President Joe Biden has already publicly announced that boosters should be available to the general public sometime in September, and the White House’s top medical adviser, National Institute for Allergy and Infectious Disease head Dr. Anthony Fauci, has publicly argued that boosters will be needed down the road as vaccine efficacy wanes.

The signees of the new Lancet letter, which include 18 total medical experts, agree with the administration that boosters can be helpful for the immunocompromised and others who do not acquire an adequate immune response from their full vaccination: “Boosting could be appropriate for some individuals in whom the primary vaccination, defined here as the original one-dose or two-dose series of each vaccine, might not have induced adequate protection—eg, recipients of vaccines with low efficacy or those who are immunocompromised.”
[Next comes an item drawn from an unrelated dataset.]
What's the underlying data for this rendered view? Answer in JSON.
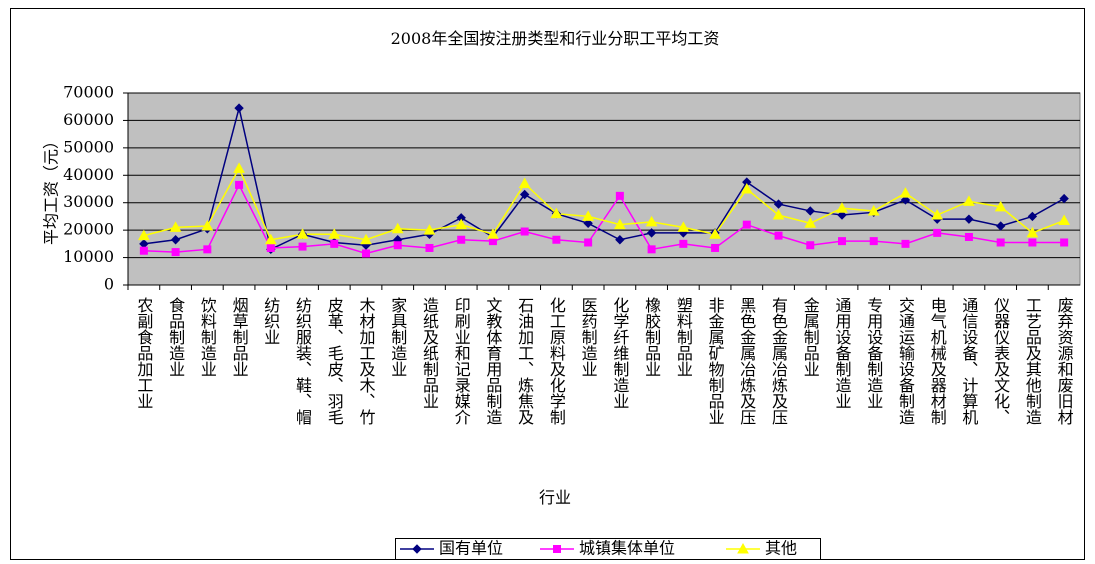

“It is not known whether such immunocompromised individuals would receive more benefit from an additional dose of the same vaccine or of a different vaccine that might complement the primary immune response,” the letter continues.

The FDA previously approved booster doses for the immunocompromised. (RELATED: ‘Will You 100% Follow The Science?’: Dana Bash Challenges White House Chief Of Staff On Pushing COVID Boosters)

The letter also leaves open the window for full approval for general population boosters in the future, but argues that the data is not yet there to support that policy: “Boosting might ultimately be needed in the general population because of waning immunity to the primary vaccination or because variants expressing new antigens have evolved to the point at which immune responses to the original vaccine antigens no longer protect adequately against currently circulating viruses.”

The authors expressed concern that a rushed booster approval may do more harm than good. Increased side effects from boosting could reduce vaccine acceptance, and current vaccine supplies could save more lives if given to the unvaccinated first, they argue.